Islam memandang manusia lebih pada esensinya (aspek ruhaniyah). Tetapi tampaknya, nilai-nilai essensial itu semakin ke sini semakin terdesak oleh nilai budaya non Islam yang memandang manusia lebih pada eksistensinya (aspek lahiriyah)..

Namun demikian, dalam beberapa hal, misalnya kemajuan ilmu pengetahuan dan teknologi, dilihat dari sudut pandang tertentu sangat layak untuk disyukuri. Dalam hal ini palng tidak, untuk umat Islam dapat mengetahui dan membaca tanda-tanda zaman guna dikaji sedemikian rupa sesuai petunjuk Qur’an Suci dan hadits Nabi (baik secara langsung ataupun melalui tuntunan iman zaman), agar pada saatnya dapat mengambil sikap dan langkah-langkah tertentu dalam upaya meluruskan kembali arah dan corak proses globalisasi, sebelum mencapai perwujudan yang sebenarnya seperti yang dirintis oleh pendahulunya.

Dalam hal itu faham-faham keagamaan terhadap ilmu pengetahuan, dikaji sedemikian rupa: budaya, dan wahyu Ilahi seperti selama ini, harus diadakan kajian ulang secara kritis. Kecuali itu, pola berpikir yang statis, dan pola ibadah yang formalitis serta pola hidup eksklusifistis juga perlu diadakan pembaharuan sedemikan rupa, sehingga mampu menjawab tantangan zaman. Sebab jika tidak demikian akan membuat umat Islam semakin terasing dan menderita. Ketegangan-ketegangan antara kelompok yang ingin bertahan dalam ide-ide statis dengan kelompok kreatif akan menjadi agenda utama umat Islam; sementara urusan lain yang lebih penting dan urgen tidak terjamah.

Hal ini hendaknya dipandang sebagai suatu kewajiban, berhubung dengan kosistensinya selaku Khalifatullah fil ardl. Lebih-lebih bagi warga GAI, yang mengklaim dirinya sebagai organisasi ruhani, sebagai laskar samawi, yang menjunjung tinggi agama melebihi dunia, harus merasa punya tanggung jawab yang lebih besar terhadap keselamatan umat manusia.

Gerakan Ahmadiyah dengan ide-ide pembaruannya insya Allah dapat tampil ke depan mewakili umat Islam umumnya untuk merebut kembali tali kendali perubahan dan perkembangan zaman yang terjadi. Dalam hal ini, Allah Swt melalui Kalam-Nya telah menjanjikan kemenangan dan akan menempatkan sebagai penguasa di bumi jika melaksanakan dua hal. Pertama beriman kepada Allah Swt. dengan segala konsekuensi dan amaliahnya, kedua berbuat baik (beramal sholeh).

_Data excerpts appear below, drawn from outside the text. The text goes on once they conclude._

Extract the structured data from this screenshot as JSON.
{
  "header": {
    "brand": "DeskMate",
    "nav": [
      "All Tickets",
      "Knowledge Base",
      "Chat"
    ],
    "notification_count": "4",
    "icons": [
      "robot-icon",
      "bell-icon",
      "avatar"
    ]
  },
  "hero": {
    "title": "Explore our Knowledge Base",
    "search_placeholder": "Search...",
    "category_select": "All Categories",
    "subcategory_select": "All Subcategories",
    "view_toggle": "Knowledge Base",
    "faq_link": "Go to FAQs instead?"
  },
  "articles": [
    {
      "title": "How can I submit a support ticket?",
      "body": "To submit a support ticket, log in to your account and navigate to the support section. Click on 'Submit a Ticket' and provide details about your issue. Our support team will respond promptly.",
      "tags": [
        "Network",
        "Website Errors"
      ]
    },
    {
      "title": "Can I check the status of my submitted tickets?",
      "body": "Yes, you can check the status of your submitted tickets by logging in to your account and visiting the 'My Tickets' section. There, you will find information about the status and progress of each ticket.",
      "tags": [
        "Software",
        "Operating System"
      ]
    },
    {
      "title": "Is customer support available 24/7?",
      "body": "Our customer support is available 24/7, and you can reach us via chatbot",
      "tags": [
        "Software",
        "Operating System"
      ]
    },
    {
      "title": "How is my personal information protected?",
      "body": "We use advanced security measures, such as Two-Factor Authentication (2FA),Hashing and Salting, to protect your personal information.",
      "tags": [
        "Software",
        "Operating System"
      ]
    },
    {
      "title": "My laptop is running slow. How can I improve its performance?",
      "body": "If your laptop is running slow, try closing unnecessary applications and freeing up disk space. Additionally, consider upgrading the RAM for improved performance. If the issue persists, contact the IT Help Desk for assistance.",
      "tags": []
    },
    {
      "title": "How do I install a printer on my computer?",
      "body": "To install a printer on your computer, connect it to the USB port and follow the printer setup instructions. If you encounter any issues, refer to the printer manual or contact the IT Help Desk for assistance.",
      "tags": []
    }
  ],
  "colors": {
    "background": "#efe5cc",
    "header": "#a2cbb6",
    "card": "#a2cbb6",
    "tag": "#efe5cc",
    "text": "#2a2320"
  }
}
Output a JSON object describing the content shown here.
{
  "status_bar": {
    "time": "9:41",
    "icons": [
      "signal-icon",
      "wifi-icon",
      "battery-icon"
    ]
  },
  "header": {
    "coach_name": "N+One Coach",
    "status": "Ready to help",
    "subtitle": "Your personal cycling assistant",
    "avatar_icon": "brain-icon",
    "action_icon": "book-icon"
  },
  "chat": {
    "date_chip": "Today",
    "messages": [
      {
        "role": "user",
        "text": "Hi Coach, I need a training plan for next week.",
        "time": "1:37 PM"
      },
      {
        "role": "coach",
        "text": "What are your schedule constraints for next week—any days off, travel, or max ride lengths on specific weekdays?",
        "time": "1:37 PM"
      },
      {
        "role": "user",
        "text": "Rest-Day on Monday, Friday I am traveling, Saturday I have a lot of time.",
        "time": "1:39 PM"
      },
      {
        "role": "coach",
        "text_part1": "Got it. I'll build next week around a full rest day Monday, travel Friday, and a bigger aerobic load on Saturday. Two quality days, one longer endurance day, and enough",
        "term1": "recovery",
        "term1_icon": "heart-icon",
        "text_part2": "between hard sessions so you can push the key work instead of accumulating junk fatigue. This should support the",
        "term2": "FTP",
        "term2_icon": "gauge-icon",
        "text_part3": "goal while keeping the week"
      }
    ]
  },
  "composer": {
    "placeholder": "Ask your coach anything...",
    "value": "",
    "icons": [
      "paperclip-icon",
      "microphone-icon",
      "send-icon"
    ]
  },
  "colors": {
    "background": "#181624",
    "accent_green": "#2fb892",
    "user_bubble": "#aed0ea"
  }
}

Allah berjanji kepada orang – orang yang beriman diantara kamu dan berbuat baik , bahwa Ia pasti akan membuat mereka penguasa di bumi sebagaimana Ia akan menegakkan bagi mereka agama mereka yang telah Ia Pilih, dan bahwa Ia akan memberi keamanan sebagai penganti setelah mereka menderita ketakutan.” ( QS 24:55).

 

Kecenderungan sosial dalam era globalisasi

Era globalisasi, yang ditandai dengan dengan adanya ledakan informasi dan revolusi teknologi komunikasi, telah menempatkan ilmu pengetahuan dan teknologi lebih berperan sebagai kerangka acuan dalam pembentukan pola hidup, pola pikir, pola tingkah laku, dsb. Ilmu pengetahuan dan teknologi yang pada dasarnya bersifat netral itu, melalui sentuhan sekularisme dan materialisme, menjadi nilai dominan yang membuat nilai-nilai spiritual atau ruhani semakin tidak tersentuh dan terabaikan.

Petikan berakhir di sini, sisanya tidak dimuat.